Get the look by painting on some petalled under-eye lashes, or go for a bowl cut if you’re feeling brave. Fish out your old overalls and 1980s sweaters. Go on an Etsy crusade armed with keywords like “Laura Ashley ’80s dress” and “vintage patchwork.” If you’d like to really treat-yo-self, check out one of our favourite female-run, indie Paris labels, Bourgine. Très, très Duvall!
That brings us to The Shining, and one of the turning points of her life. What a treat it was to have (fellow eccentric) Jack Nicholson star opposite her in the film – right? “Almost unbearable,” Duvall confessed to Ebert. But not because of Nicholson. Not quite.
“Jack Nicholson’s character had to be crazy and angry all the time. And in my character I had to cry 12 hours a day, all day long, the last nine months straight, five or six days a week,” she said. The animosity Kubrick brewed up towards Duvall on-set was palpable. He egged on Nicholson to be cruel, although the actor would later attest to the, eherm, differing treatment they received from the director.
Allegedly, Kubrick wanted her to feel isolated and broken so she would become Wendy. No one would talk to her, she had to eat alone. They were instructed to whisper or change the subject when she came around.That iconic baseball bat scene? 127 takes. At the end of filming, her misery wasn’t even her acting. Duvall presented Kubrick the clumps of hair she’d lost from anxiety as a parting gift.
Here’s an idea of the tense atmosphere on Kubrick’s set between the director and actress:
Despite it all, she always told interviewers she learned more about honing her craft during The Shining than any other film. Still, Duvall said she “wasn’t getting offered a lot of roles. Hardly any, for that matter,” which is likely one of the reasons she stuck it out with Kubrick’s questionable antics. Once all was said and done, she went back to working almost exclusively with Altman – this time, in a wonderful adaptation of Popeye starring Robin Williams. Duvall brought a spunk, and unexpected strength to the character of Olive Oyl.
Thus began the next chapter of Duvall’s life in the entertainment industry with Faerie Tale Theatre, her hour-long TV show that ran from 1982-1986. If you were an American kid in the ’80s and ’90s, chances are you had a VHS floating around the house of the incredible children’s series, which featured classic tales by Hans Christen Anderson, Charles Perrault, and the Brothers Grimm with the directing talents of Francis Ford Coppola and Tim Burton. With the start of every episode, the entrancing Duvall would welcome viewers in yet another exciting outfit…

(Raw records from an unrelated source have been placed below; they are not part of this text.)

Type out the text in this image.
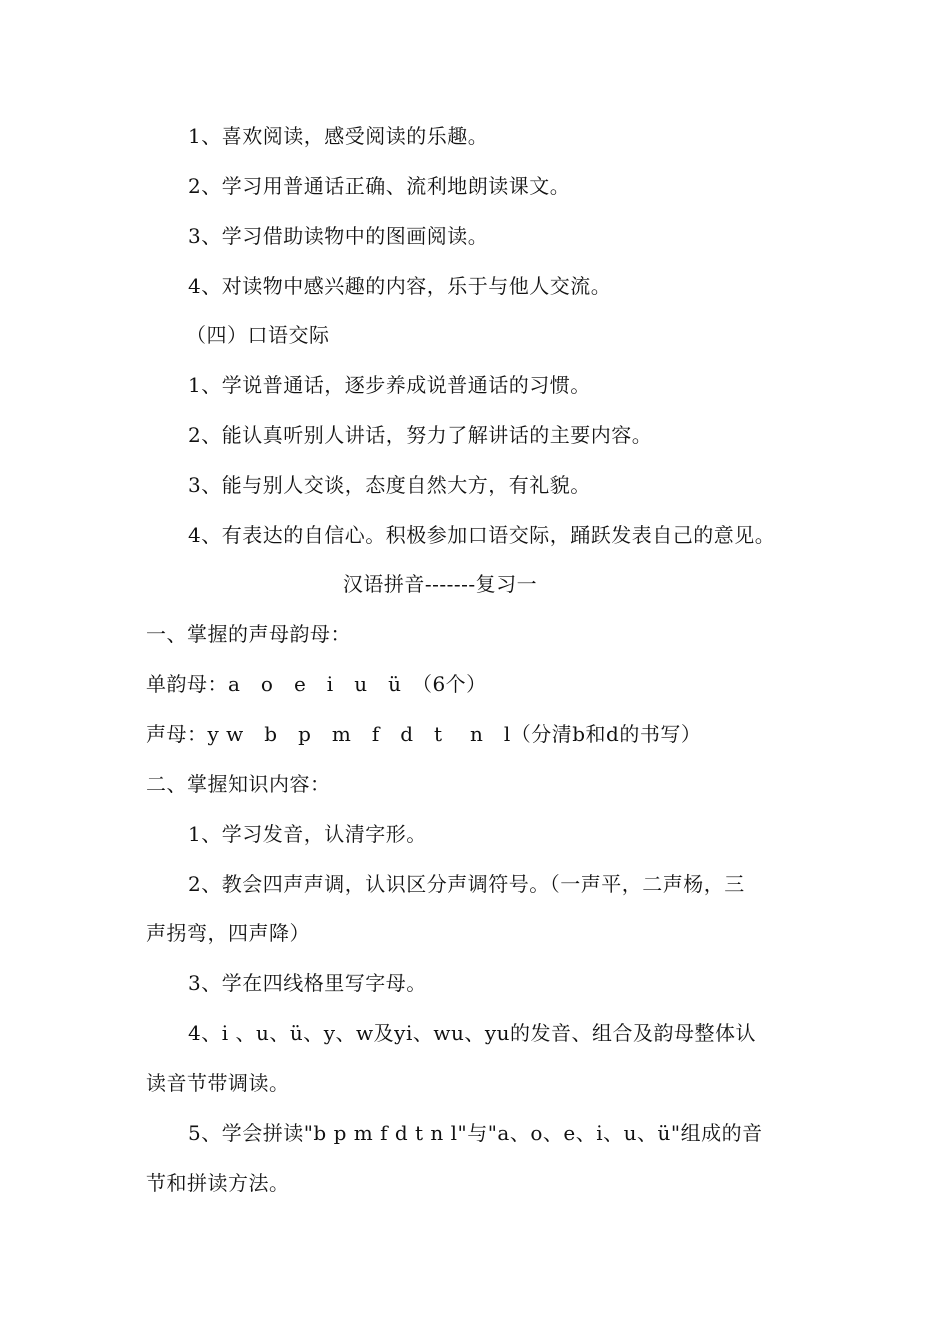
1、喜欢阅读，感受阅读的乐趣。
2、学习用普通话正确、流利地朗读课文。
3、学习借助读物中的图画阅读。
4、对读物中感兴趣的内容，乐于与他人交流。
（四）口语交际
1、学说普通话，逐步养成说普通话的习惯。
2、能认真听别人讲话，努力了解讲话的主要内容。
3、能与别人交谈，态度自然大方，有礼貌。
4、有表达的自信心。积极参加口语交际，踊跃发表自己的意见。
汉语拼音-------复习一
一、掌握的声母韵母：
单韵母：a　o　e　i　u　ü　（6个）
声母：y w　b　p　m　f　d　t　 n　l（分清b和d的书写）
二、掌握知识内容：
1、学习发音，认清字形。
2、教会四声声调，认识区分声调符号。（一声平，二声杨，三
声拐弯，四声降）
3、学在四线格里写字母。
4、i 、u、ü、y、w及yi、wu、yu的发音、组合及韵母整体认
读音节带调读。
5、学会拼读"b p m f d t n l"与"a、o、e、i、u、ü"组成的音
节和拼读方法。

Duvall continued to pursue similar children-oriented projects into the 1990s, and took on her last film role in an indie film, Manna from Heaven, in 2002. She made headlines in 2016 after an interview on Dr. Phil in which she appears to be suffering from mental illness. Her fragile state, exploited for national television, shocked the public. What had happened to darling Duvall? Was she getting the support she needed? Was this an ongoing battle, or perhaps the remnants of the damage Kubrick had done? It was hard to see, but it opened up a new dialogue on the importance of destigmatizing mental health discussions.
What Duvall is up to these days remains mystery. (The Actors Fund of America reportedly reached out to provide her with treatment in light of the interview.) Wherever she may be, she will always be beloved for bringing such unique candour and wit not only to her own roles, but to the content she made for children’s television. Duvall helped dispel the myth that kids programming couldn’t be taken seriously – that within all of that make-believe, there’s real strength.
“There is no beauty that hath no strangeness in it’s proportions.”